Bandung, 9 September 2022

Malam mengantarkan saya kepada sebuah kenangan, ketika saya diterpa kegelisahan karena menyaksikan keadaan sekitar kampung. Bencana yang menimpa, ketakutan karena pandemik Covid -19, menghantui setiap jiwa.

Dalam dunia ekonomi, perkantoran diliburkan, usaha orang bangkrut, karyawan di pecat, harga-harga malambung tinggi, arus barang terhambat, transportasi menjadi sulit. Bepergian kemana-mana adalah bahaya yang menakutkan bagi banyak orang.
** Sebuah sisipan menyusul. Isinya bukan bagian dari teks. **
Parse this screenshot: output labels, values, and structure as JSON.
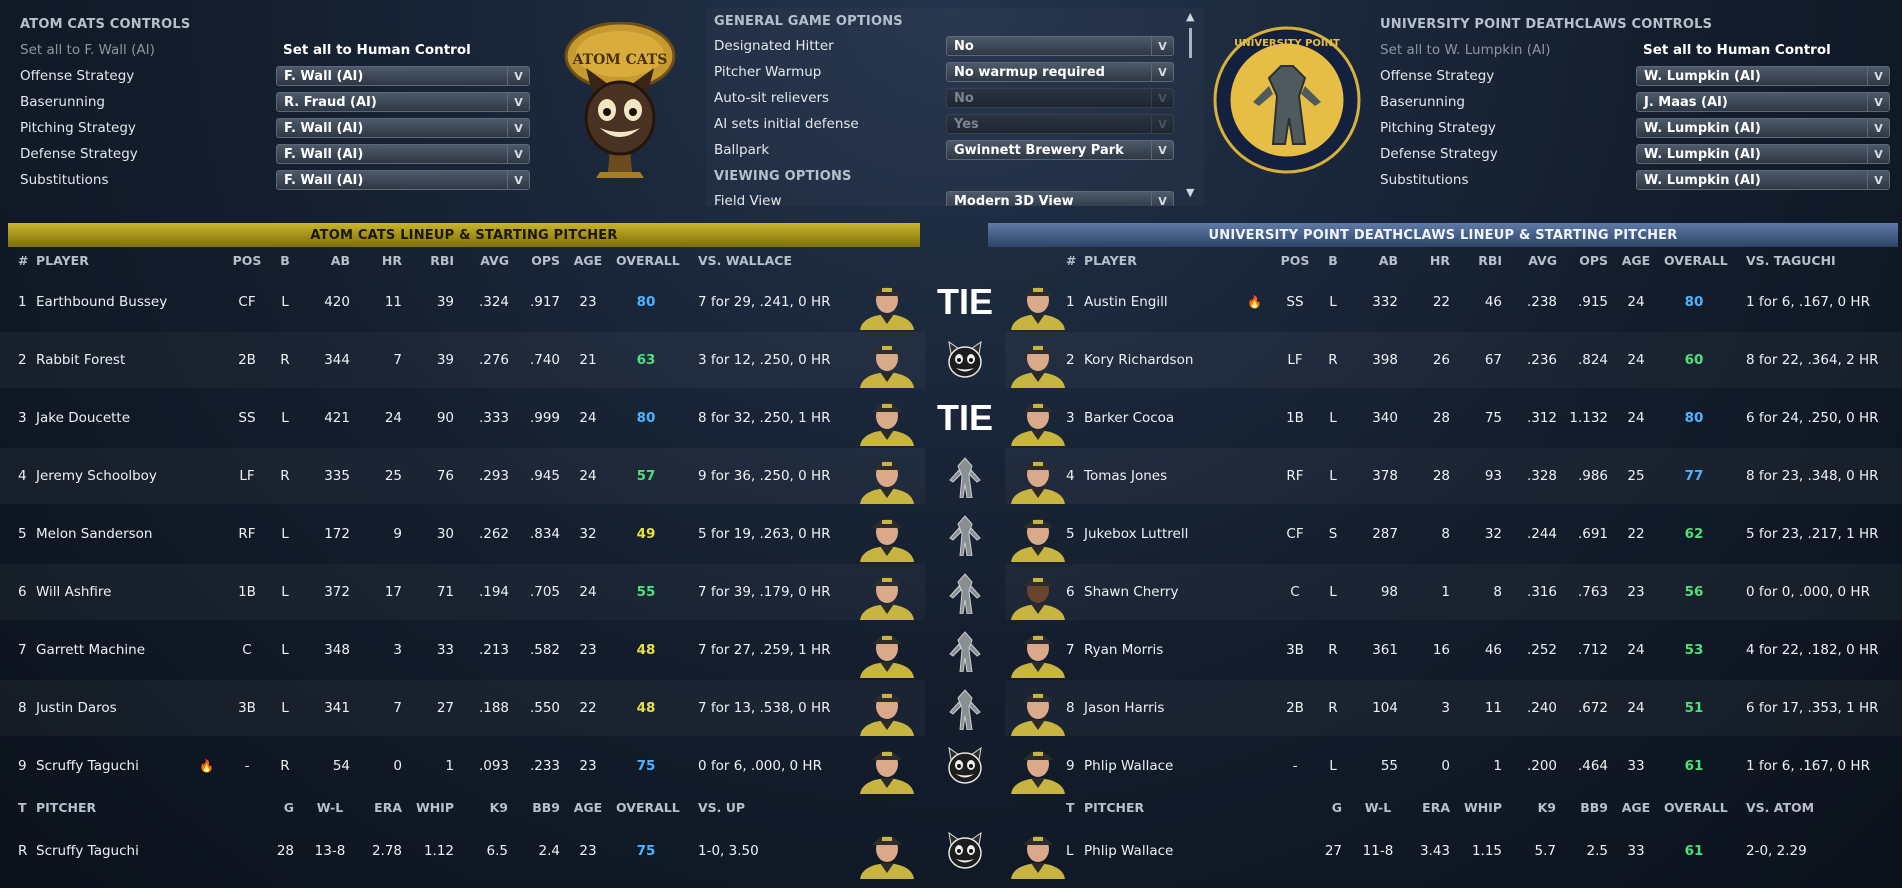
{
  "left_controls": {
    "title": "ATOM CATS CONTROLS",
    "set_all_ai": "Set all to F. Wall (AI)",
    "set_all_human": "Set all to Human Control",
    "rows": [
      {
        "label": "Offense Strategy",
        "value": "F. Wall (AI)"
      },
      {
        "label": "Baserunning",
        "value": "R. Fraud (AI)"
      },
      {
        "label": "Pitching Strategy",
        "value": "F. Wall (AI)"
      },
      {
        "label": "Defense Strategy",
        "value": "F. Wall (AI)"
      },
      {
        "label": "Substitutions",
        "value": "F. Wall (AI)"
      }
    ]
  },
  "left_logo_text": "ATOM CATS",
  "general": {
    "title": "GENERAL GAME OPTIONS",
    "rows": [
      {
        "label": "Designated Hitter",
        "value": "No",
        "disabled": false
      },
      {
        "label": "Pitcher Warmup",
        "value": "No warmup required",
        "disabled": false
      },
      {
        "label": "Auto-sit relievers",
        "value": "No",
        "disabled": true
      },
      {
        "label": "AI sets initial defense",
        "value": "Yes",
        "disabled": true
      },
      {
        "label": "Ballpark",
        "value": "Gwinnett Brewery Park",
        "disabled": false
      }
    ],
    "viewing_title": "VIEWING OPTIONS",
    "field_view_label": "Field View",
    "field_view_value": "Modern 3D View"
  },
  "right_logo_text": "UNIVERSITY POINT",
  "right_controls": {
    "title": "UNIVERSITY POINT DEATHCLAWS CONTROLS",
    "set_all_ai": "Set all to W. Lumpkin (AI)",
    "set_all_human": "Set all to Human Control",
    "rows": [
      {
        "label": "Offense Strategy",
        "value": "W. Lumpkin (AI)"
      },
      {
        "label": "Baserunning",
        "value": "J. Maas (AI)"
      },
      {
        "label": "Pitching Strategy",
        "value": "W. Lumpkin (AI)"
      },
      {
        "label": "Defense Strategy",
        "value": "W. Lumpkin (AI)"
      },
      {
        "label": "Substitutions",
        "value": "W. Lumpkin (AI)"
      }
    ]
  },
  "left_lineup": {
    "title": "ATOM CATS LINEUP & STARTING PITCHER",
    "headers": {
      "num": "#",
      "player": "PLAYER",
      "pos": "POS",
      "b": "B",
      "ab": "AB",
      "hr": "HR",
      "rbi": "RBI",
      "avg": "AVG",
      "ops": "OPS",
      "age": "AGE",
      "overall": "OVERALL",
      "vs": "VS. WALLACE"
    },
    "players": [
      {
        "num": "1",
        "name": "Earthbound Bussey",
        "pos": "CF",
        "b": "L",
        "ab": "420",
        "hr": "11",
        "rbi": "39",
        "avg": ".324",
        "ops": ".917",
        "age": "23",
        "overall": "80",
        "vs": "7 for 29, .241, 0 HR",
        "hot": false
      },
      {
        "num": "2",
        "name": "Rabbit Forest",
        "pos": "2B",
        "b": "R",
        "ab": "344",
        "hr": "7",
        "rbi": "39",
        "avg": ".276",
        "ops": ".740",
        "age": "21",
        "overall": "63",
        "vs": "3 for 12, .250, 0 HR",
        "hot": false
      },
      {
        "num": "3",
        "name": "Jake Doucette",
        "pos": "SS",
        "b": "L",
        "ab": "421",
        "hr": "24",
        "rbi": "90",
        "avg": ".333",
        "ops": ".999",
        "age": "24",
        "overall": "80",
        "vs": "8 for 32, .250, 1 HR",
        "hot": false
      },
      {
        "num": "4",
        "name": "Jeremy Schoolboy",
        "pos": "LF",
        "b": "R",
        "ab": "335",
        "hr": "25",
        "rbi": "76",
        "avg": ".293",
        "ops": ".945",
        "age": "24",
        "overall": "57",
        "vs": "9 for 36, .250, 0 HR",
        "hot": false
      },
      {
        "num": "5",
        "name": "Melon Sanderson",
        "pos": "RF",
        "b": "L",
        "ab": "172",
        "hr": "9",
        "rbi": "30",
        "avg": ".262",
        "ops": ".834",
        "age": "32",
        "overall": "49",
        "vs": "5 for 19, .263, 0 HR",
        "hot": false
      },
      {
        "num": "6",
        "name": "Will Ashfire",
        "pos": "1B",
        "b": "L",
        "ab": "372",
        "hr": "17",
        "rbi": "71",
        "avg": ".194",
        "ops": ".705",
        "age": "24",
        "overall": "55",
        "vs": "7 for 39, .179, 0 HR",
        "hot": false
      },
      {
        "num": "7",
        "name": "Garrett Machine",
        "pos": "C",
        "b": "L",
        "ab": "348",
        "hr": "3",
        "rbi": "33",
        "avg": ".213",
        "ops": ".582",
        "age": "23",
        "overall": "48",
        "vs": "7 for 27, .259, 1 HR",
        "hot": false
      },
      {
        "num": "8",
        "name": "Justin Daros",
        "pos": "3B",
        "b": "L",
        "ab": "341",
        "hr": "7",
        "rbi": "27",
        "avg": ".188",
        "ops": ".550",
        "age": "22",
        "overall": "48",
        "vs": "7 for 13, .538, 0 HR",
        "hot": false
      },
      {
        "num": "9",
        "name": "Scruffy Taguchi",
        "pos": "-",
        "b": "R",
        "ab": "54",
        "hr": "0",
        "rbi": "1",
        "avg": ".093",
        "ops": ".233",
        "age": "23",
        "overall": "75",
        "vs": "0 for 6, .000, 0 HR",
        "hot": true
      }
    ],
    "pitcher_headers": {
      "t": "T",
      "pitcher": "PITCHER",
      "g": "G",
      "wl": "W-L",
      "era": "ERA",
      "whip": "WHIP",
      "k9": "K9",
      "bb9": "BB9",
      "age": "AGE",
      "overall": "OVERALL",
      "vs": "VS. UP"
    },
    "pitcher": {
      "t": "R",
      "name": "Scruffy Taguchi",
      "g": "28",
      "wl": "13-8",
      "era": "2.78",
      "whip": "1.12",
      "k9": "6.5",
      "bb9": "2.4",
      "age": "23",
      "overall": "75",
      "vs": "1-0, 3.50"
    }
  },
  "right_lineup": {
    "title": "UNIVERSITY POINT DEATHCLAWS LINEUP & STARTING PITCHER",
    "headers": {
      "num": "#",
      "player": "PLAYER",
      "pos": "POS",
      "b": "B",
      "ab": "AB",
      "hr": "HR",
      "rbi": "RBI",
      "avg": "AVG",
      "ops": "OPS",
      "age": "AGE",
      "overall": "OVERALL",
      "vs": "VS. TAGUCHI"
    },
    "players": [
      {
        "num": "1",
        "name": "Austin Engill",
        "pos": "SS",
        "b": "L",
        "ab": "332",
        "hr": "22",
        "rbi": "46",
        "avg": ".238",
        "ops": ".915",
        "age": "24",
        "overall": "80",
        "vs": "1 for 6, .167, 0 HR",
        "hot": true
      },
      {
        "num": "2",
        "name": "Kory Richardson",
        "pos": "LF",
        "b": "R",
        "ab": "398",
        "hr": "26",
        "rbi": "67",
        "avg": ".236",
        "ops": ".824",
        "age": "24",
        "overall": "60",
        "vs": "8 for 22, .364, 2 HR",
        "hot": false
      },
      {
        "num": "3",
        "name": "Barker Cocoa",
        "pos": "1B",
        "b": "L",
        "ab": "340",
        "hr": "28",
        "rbi": "75",
        "avg": ".312",
        "ops": "1.132",
        "age": "24",
        "overall": "80",
        "vs": "6 for 24, .250, 0 HR",
        "hot": false
      },
      {
        "num": "4",
        "name": "Tomas Jones",
        "pos": "RF",
        "b": "L",
        "ab": "378",
        "hr": "28",
        "rbi": "93",
        "avg": ".328",
        "ops": ".986",
        "age": "25",
        "overall": "77",
        "vs": "8 for 23, .348, 0 HR",
        "hot": false
      },
      {
        "num": "5",
        "name": "Jukebox Luttrell",
        "pos": "CF",
        "b": "S",
        "ab": "287",
        "hr": "8",
        "rbi": "32",
        "avg": ".244",
        "ops": ".691",
        "age": "22",
        "overall": "62",
        "vs": "5 for 23, .217, 1 HR",
        "hot": false
      },
      {
        "num": "6",
        "name": "Shawn Cherry",
        "pos": "C",
        "b": "L",
        "ab": "98",
        "hr": "1",
        "rbi": "8",
        "avg": ".316",
        "ops": ".763",
        "age": "23",
        "overall": "56",
        "vs": "0 for 0, .000, 0 HR",
        "hot": false
      },
      {
        "num": "7",
        "name": "Ryan Morris",
        "pos": "3B",
        "b": "R",
        "ab": "361",
        "hr": "16",
        "rbi": "46",
        "avg": ".252",
        "ops": ".712",
        "age": "24",
        "overall": "53",
        "vs": "4 for 22, .182, 0 HR",
        "hot": false
      },
      {
        "num": "8",
        "name": "Jason Harris",
        "pos": "2B",
        "b": "R",
        "ab": "104",
        "hr": "3",
        "rbi": "11",
        "avg": ".240",
        "ops": ".672",
        "age": "24",
        "overall": "51",
        "vs": "6 for 17, .353, 1 HR",
        "hot": false
      },
      {
        "num": "9",
        "name": "Phlip Wallace",
        "pos": "-",
        "b": "L",
        "ab": "55",
        "hr": "0",
        "rbi": "1",
        "avg": ".200",
        "ops": ".464",
        "age": "33",
        "overall": "61",
        "vs": "1 for 6, .167, 0 HR",
        "hot": false
      }
    ],
    "pitcher_headers": {
      "t": "T",
      "pitcher": "PITCHER",
      "g": "G",
      "wl": "W-L",
      "era": "ERA",
      "whip": "WHIP",
      "k9": "K9",
      "bb9": "BB9",
      "age": "AGE",
      "overall": "OVERALL",
      "vs": "VS. ATOM"
    },
    "pitcher": {
      "t": "L",
      "name": "Phlip Wallace",
      "g": "27",
      "wl": "11-8",
      "era": "3.43",
      "whip": "1.15",
      "k9": "5.7",
      "bb9": "2.5",
      "age": "33",
      "overall": "61",
      "vs": "2-0, 2.29"
    }
  },
  "matchups": [
    {
      "kind": "tie",
      "text": "TIE"
    },
    {
      "kind": "cat"
    },
    {
      "kind": "tie",
      "text": "TIE"
    },
    {
      "kind": "claw"
    },
    {
      "kind": "claw"
    },
    {
      "kind": "claw"
    },
    {
      "kind": "claw"
    },
    {
      "kind": "claw"
    },
    {
      "kind": "cat"
    }
  ],
  "pitcher_matchup": {
    "kind": "cat"
  },
  "colors": {
    "left_bar": "#a39212",
    "right_bar": "#3f5b86",
    "ovr_high": "#4fb3ff",
    "ovr_good": "#4fe07a",
    "ovr_avg": "#e8e044"
  }
}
Akhirnya, dalam sebuah kekompakan massal, semua memilih diam di rumah. Menghalau penyakit tanpa pergi ke dokter lagi karena khawatir malah tertular pandemi, sementara keadaan sakit terus menyerang tidak karuan.

Tidak ada lagi orang tempat bersandar di luar rumah sana. Kepada kaum ulama atau pemuka agama, saya menjaga jarak. tempat peribadatan sepi dengan gerbang-gerbangnya yang terkunci. Berkunjung kepada orang tua atau sanak saudara mengundang kecurigaan jangan-jangan membawa bibit wabah.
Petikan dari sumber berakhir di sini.